While we’re at editing: I don’t spend a lot of time in the digital darkroom, and any excess of post-production feels dishonest to me (to see how AI factor’s into edited aesthetics, check out this little stunt of mine). I do, however, try to adjust the picture to the degree I failed to capture it accurately with my camera settings, so that it resembles more closely what I perceived with my eyes at the time and at the scene (of course that recollection is porous). I also correct for artificial effects introduced by the camera that aren’t part of reality (like chromatic aberration) to increase truthfulness.
Arriving at the gatekeepers.
With all that said, the truthfulness of photography also depends on those who control its circulation. Somebody decides what gets seen and how much of it. But there is a difference between the propaganda apparatuses engineered by totalitarian regimes, and democratic institutions that distribute photographs more independently and benevolently. Of course, that too is a matter of degrees.
There’s a lot more to the truthfulness of photography, but that might be enough to drive the point home. Let’s wrap it up with some examples for take away.
Grumpy Winston Churchill is an iconic portrait that reveals the statesman’s infamous moodiness, but hides the fact that photographer Yousuf Karsh provoked the demeanor by taking away the old man’s cigar. A candid shot with the cigar and smoke and all would have been more true to the situation the moment occurred in, as described by Karsh. Color, too, would have transported more of the reality witnessed by those in the room, but black and white photography was still more practical in 1941.
Dorothea Lange’s Migrant Mother is a candid moment, but it might have us believe that poverty equals misery and that the Great Depression translated directly from economics to mental wellbeing, having everyone depressed always.
In Jacobus Rentmeester’s Jumpman, Michael Jordan looks like he is flying, but at least he flies in color.
The Situation Room by Pete Souza could show just another day at the White House if it weren’t for its publicized context: the then-administration following live updates of a military operation that led to the killing of Osama Bin Laden.
Saigon Execution—captured by Eddie Adams somewhat accidently without anticipating what was about to happen—is brutal on more levels than the obvious first: a man being shot in the head.
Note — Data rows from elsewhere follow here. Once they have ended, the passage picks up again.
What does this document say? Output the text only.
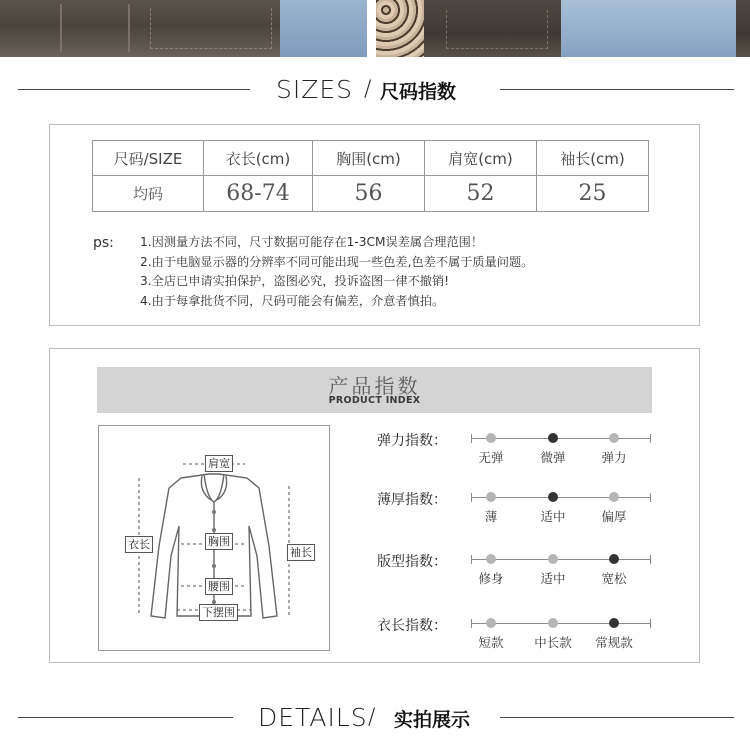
SIZES / 尺码指数
尺码/SIZE	衣长(cm)	胸围(cm)	肩宽(cm)	袖长(cm)
均码	68-74	56	52	25
ps: 1.因测量方法不同，尺寸数据可能存在1-3CM误差属合理范围！
2.由于电脑显示器的分辨率不同可能出现一些色差,色差不属于质量问题。
3.全店已申请实拍保护，盗图必究，投诉盗图一律不撤销!
4.由于每拿批货不同，尺码可能会有偏差，介意者慎拍。
产品指数
PRODUCT INDEX
肩宽
衣长	胸围
袖长
腰围
下摆围
弹力指数：
无弹	微弹	弹力
薄厚指数：
薄	适中	偏厚
版型指数：
修身	适中	宽松
衣长指数：
短款 中长款 常规款
DETAILS / 实拍展示
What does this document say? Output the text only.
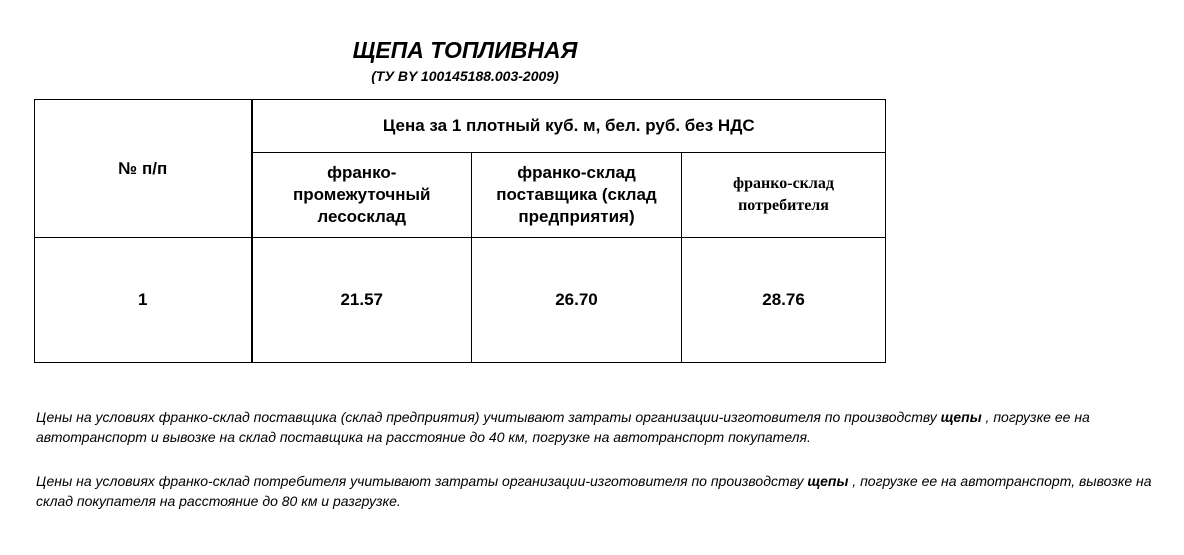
ЩЕПА ТОПЛИВНАЯ
(ТУ BY 100145188.003-2009)
№ п/п	Цена за 1 плотный куб. м, бел. руб. без НДС		
	франко-промежуточный лесосклад	франко-склад поставщика (склад предприятия)	франко-склад потребителя
1	21.57	26.70	28.76
Цены на условиях франко-склад поставщика (склад предприятия) учитывают затраты организации-изготовителя по производству щепы , погрузке ее на автотранспорт и вывозке на склад поставщика на расстояние до 40 км, погрузке на автотранспорт покупателя.
Цены на условиях франко-склад потребителя учитывают затраты организации-изготовителя по производству щепы , погрузке ее на автотранспорт, вывозке на склад покупателя на расстояние до 80 км и разгрузке.
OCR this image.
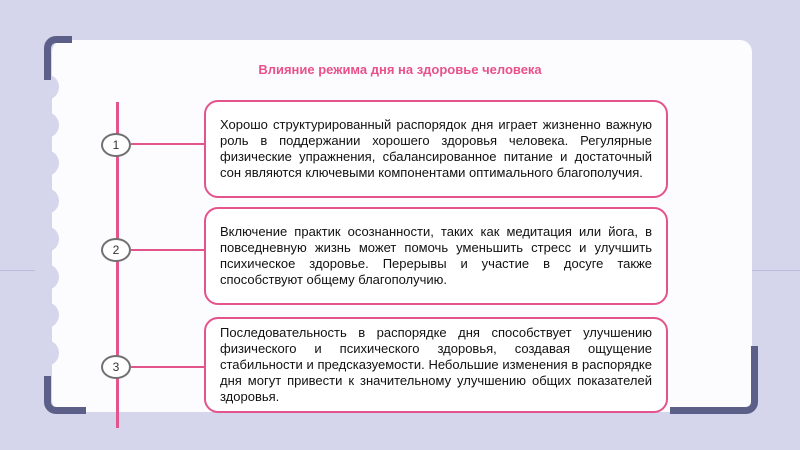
Влияние режима дня на здоровье человека
1
Хорошо структурированный распорядок дня играет жизненно важную роль в поддержании хорошего здоровья человека. Регулярные физические упражнения, сбалансированное питание и достаточный сон являются ключевыми компонентами оптимального благополучия.
2
Включение практик осознанности, таких как медитация или йога, в повседневную жизнь может помочь уменьшить стресс и улучшить психическое здоровье. Перерывы и участие в досуге также способствуют общему благополучию.
3
Последовательность в распорядке дня способствует улучшению физического и психического здоровья, создавая ощущение стабильности и предсказуемости. Небольшие изменения в распорядке дня могут привести к значительному улучшению общих показателей здоровья.
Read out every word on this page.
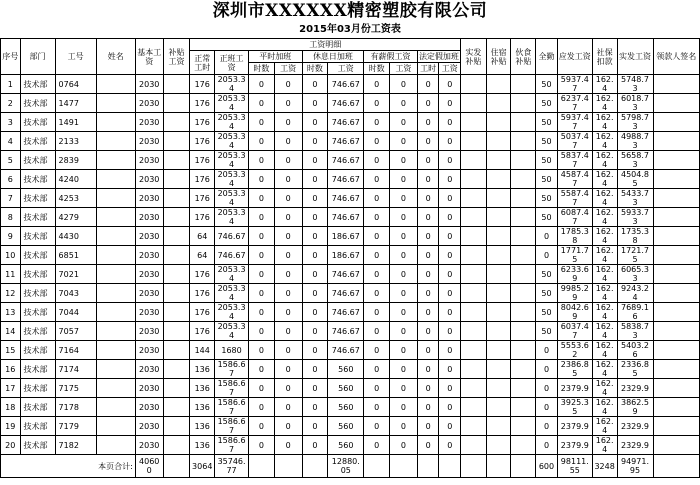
深圳市XXXXXX精密塑胶有限公司
2015年03月份工资表
序号	部门	工号	姓名	基本工资	补贴工资	工资明细										实发补贴	住宿补贴	伙食补贴	全勤	应发工资	社保扣款	实发工资	领款人签名
						正常工时	正班工资	平时加班		休息日加班		有薪假工资		法定假加班									
								时数	工资	时数	工资	时数	工资	工时	工资								
1	技术部	0764		2030		176	2053.34	0	0	0	746.67	0	0	0	0				50	5937.47	162.4	5748.73	
2	技术部	1477		2030		176	2053.34	0	0	0	746.67	0	0	0	0				50	6237.47	162.4	6018.73	
3	技术部	1491		2030		176	2053.34	0	0	0	746.67	0	0	0	0				50	5937.47	162.4	5798.73	
4	技术部	2133		2030		176	2053.34	0	0	0	746.67	0	0	0	0				50	5037.47	162.4	4988.73	
5	技术部	2839		2030		176	2053.34	0	0	0	746.67	0	0	0	0				50	5837.47	162.4	5658.73	
6	技术部	4240		2030		176	2053.34	0	0	0	746.67	0	0	0	0				50	4587.47	162.4	4504.85	
7	技术部	4253		2030		176	2053.34	0	0	0	746.67	0	0	0	0				50	5587.47	162.4	5433.73	
8	技术部	4279		2030		176	2053.34	0	0	0	746.67	0	0	0	0				50	6087.47	162.4	5933.73	
9	技术部	4430		2030		64	746.67	0	0	0	186.67	0	0	0	0				0	1785.38	162.4	1735.38	
10	技术部	6851		2030		64	746.67	0	0	0	186.67	0	0	0	0				0	1771.75	162.4	1721.75	
11	技术部	7021		2030		176	2053.34	0	0	0	746.67	0	0	0	0				50	6233.69	162.4	6065.33	
12	技术部	7043		2030		176	2053.34	0	0	0	746.67	0	0	0	0				50	9985.29	162.4	9243.24	
13	技术部	7044		2030		176	2053.34	0	0	0	746.67	0	0	0	0				50	8042.69	162.4	7689.16	
14	技术部	7057		2030		176	2053.34	0	0	0	746.67	0	0	0	0				50	6037.47	162.4	5838.73	
15	技术部	7164		2030		144	1680	0	0	0	746.67	0	0	0	0				0	5553.62	162.4	5403.26	
16	技术部	7174		2030		136	1586.67	0	0	0	560	0	0	0	0				0	2386.85	162.4	2336.85	
17	技术部	7175		2030		136	1586.67	0	0	0	560	0	0	0	0				0	2379.9	162.4	2329.9	
18	技术部	7178		2030		136	1586.67	0	0	0	560	0	0	0	0				0	3925.35	162.4	3862.59	
19	技术部	7179		2030		136	1586.67	0	0	0	560	0	0	0	0				0	2379.9	162.4	2329.9	
20	技术部	7182		2030		136	1586.67	0	0	0	560	0	0	0	0				0	2379.9	162.4	2329.9	
本页合计:				40600		3064	35746.77				12880.05								600	98111.55	3248	94971.95	
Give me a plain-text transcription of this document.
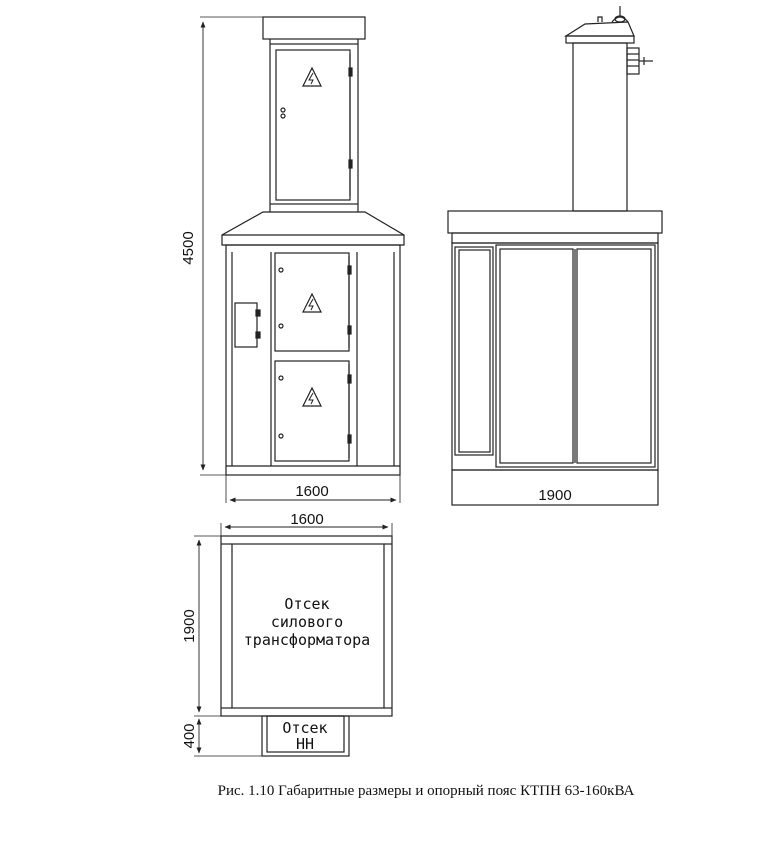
4500
1600	1900
1600
1900
400
Отсек
силового
трансформатора
Отсек
НН
Рис. 1.10 Габаритные размеры и опорный пояс КТПН 63-160кВА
Adams captured it during the Vietnam War, and the photograph’s wide circulation is considered a significant contribution to a shift in public opinion. What came to haunt Adams, is the fact that the context of the photo never received the same attention. Yes, the brutality was real, but real means that it didn’t happen inside a vacuum—it happened within a causal chain of events that explain the brutality without necessarily excusing it. The executioner wasn’t as bad a man as it seems, and the executed not as innocent. But the twist of the twist is this: despite all misrepresentation and misinterpretation, or because of it, the picture’s message became true and influential: war is cruel, let’s end it.
“Let’s end it” is also a good motto for dealing with the debate around photography’s abilities and limitations to tell the truth. Between the epistemological angles the prevailing schools of thought offer—lie-or-truth, yes-or-no—the truthfulness of photography is a nuanced matter of degrees, and those degrees matter. Any theory that leans too much towards one side or the other, looks awkward in its attempts to reach for fundamentals. Any hypothesis that is tilted all the way to one side or the other, has already fallen.